Oil futures do not trade like equities because contracts expire each month as buyers take physical delivery of the crude. Last week’s plunge to negative prices came the day before the May WTI contract expired, with the June contract now the most actively traded.
“By selling shorter-dated future contracts and investing into longer-dated contracts, they are putting pressure on the front WTI contract,” said Giovanni Staunovo, a commodities analyst at UBS.
USO said it made the move due to “evolving market conditions, regulatory accountability levels and position limits being imposed on USO with respect to oil futures contracts”.
Its move reflects growing concerns from regulators and the CME Group, the futures exchange, about the size of USO’s positions in benchmark futures contracts, given that a drop below zero risks wiping out investors’ funds.
The CME has imposed limits on the amount that USO can hold in the June contract, as well as in subsequent months. Twice this month, it has told USO not to exceed “accountability levels” in some types of oil futures.
Last week CME said USO could not take a long position of more than 15,000 contracts for June, of more than 78,000 in July, 50,000 in August and 35,000 in September. The fund had 150,000 June contracts before Monday. The CME declined to comment further.
An acute lack of available oil storage at Cushing, Oklahoma — a key oil tank storage hub for US shale — has put especially heavy pressure on US oil prices. With little space to hold oil, potential buyers are wary of buying more of the commodity than they need.
But the downward pressure on prices is clear around the world. The international Brent crude price, which is less constrained by storage problems, dropped to $19.62 per barrel on Monday, down 8.5 per cent. ICE Futures Europe, which operates the benchmark Brent contract, declined to comment.

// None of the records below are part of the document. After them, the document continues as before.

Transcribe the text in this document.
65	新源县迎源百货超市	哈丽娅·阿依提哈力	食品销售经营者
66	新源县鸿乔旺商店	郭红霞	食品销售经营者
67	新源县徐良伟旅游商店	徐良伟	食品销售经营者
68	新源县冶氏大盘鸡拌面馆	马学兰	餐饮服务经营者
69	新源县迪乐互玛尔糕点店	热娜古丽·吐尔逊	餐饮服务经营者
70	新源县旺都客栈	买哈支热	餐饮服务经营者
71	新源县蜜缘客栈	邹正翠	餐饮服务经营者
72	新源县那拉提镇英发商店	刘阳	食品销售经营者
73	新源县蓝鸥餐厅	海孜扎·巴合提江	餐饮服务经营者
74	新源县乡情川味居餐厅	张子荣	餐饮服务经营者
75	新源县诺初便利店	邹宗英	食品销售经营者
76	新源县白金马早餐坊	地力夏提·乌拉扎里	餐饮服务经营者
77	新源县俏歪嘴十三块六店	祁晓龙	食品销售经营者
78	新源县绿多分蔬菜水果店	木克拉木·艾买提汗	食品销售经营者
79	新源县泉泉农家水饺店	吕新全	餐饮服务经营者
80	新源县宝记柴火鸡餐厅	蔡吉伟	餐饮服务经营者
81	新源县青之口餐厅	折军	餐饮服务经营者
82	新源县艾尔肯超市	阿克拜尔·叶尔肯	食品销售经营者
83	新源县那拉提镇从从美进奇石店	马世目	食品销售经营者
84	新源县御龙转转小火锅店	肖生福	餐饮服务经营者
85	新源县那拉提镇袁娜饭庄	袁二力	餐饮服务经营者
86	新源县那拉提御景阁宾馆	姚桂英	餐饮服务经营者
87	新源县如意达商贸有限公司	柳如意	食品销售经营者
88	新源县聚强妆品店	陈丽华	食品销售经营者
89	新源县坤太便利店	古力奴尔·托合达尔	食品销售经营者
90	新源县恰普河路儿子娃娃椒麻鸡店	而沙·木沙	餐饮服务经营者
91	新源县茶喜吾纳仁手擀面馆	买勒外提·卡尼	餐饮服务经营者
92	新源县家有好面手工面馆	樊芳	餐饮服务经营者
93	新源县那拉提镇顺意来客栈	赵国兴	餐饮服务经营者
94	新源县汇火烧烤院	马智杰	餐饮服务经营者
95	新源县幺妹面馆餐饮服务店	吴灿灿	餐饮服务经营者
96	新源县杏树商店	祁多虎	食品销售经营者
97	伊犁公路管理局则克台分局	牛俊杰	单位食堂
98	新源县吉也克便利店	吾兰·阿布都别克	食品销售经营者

Some analysts said that placing restrictions on the trading of short-term futures contracts would do little to reduce turbulence in US crude markets.
“Brokers restricting trading in the widow-maker world of oil futures will tend to reduce liquidity, and potentially add further volatility,” said Paul Sankey, managing director at Mizuho Securities.
Without significant cuts to production volumes to ease congestion at storage hubs, some fear lasting disruption to the market globally.
Oil production has already begun to falter due to lower prices. Drillers cut 60 operating oil rigs in the week to April 24, reducing the total count to 378, the lowest since July 2016, according to a regular report released by energy services company Baker Hughes on Friday.
Saudi Arabia is also reported to be slashing production, ahead of cuts agreed by Opec and its fellow producers that are due to begin on May 1.
Analysts said the cuts had not been enough to compensate for the huge hit to oil consumption from measures to prevent the spread of Covid-19. Commodity trading houses say demand could drop as much as 30 per cent as many economies have in effect shut down.
“The oil market still remains strongly oversupplied,” said Mr Staunovo. “There are more reports of inventories increasing. With that, more places are running out of storage, so we need to see production shut-ins.”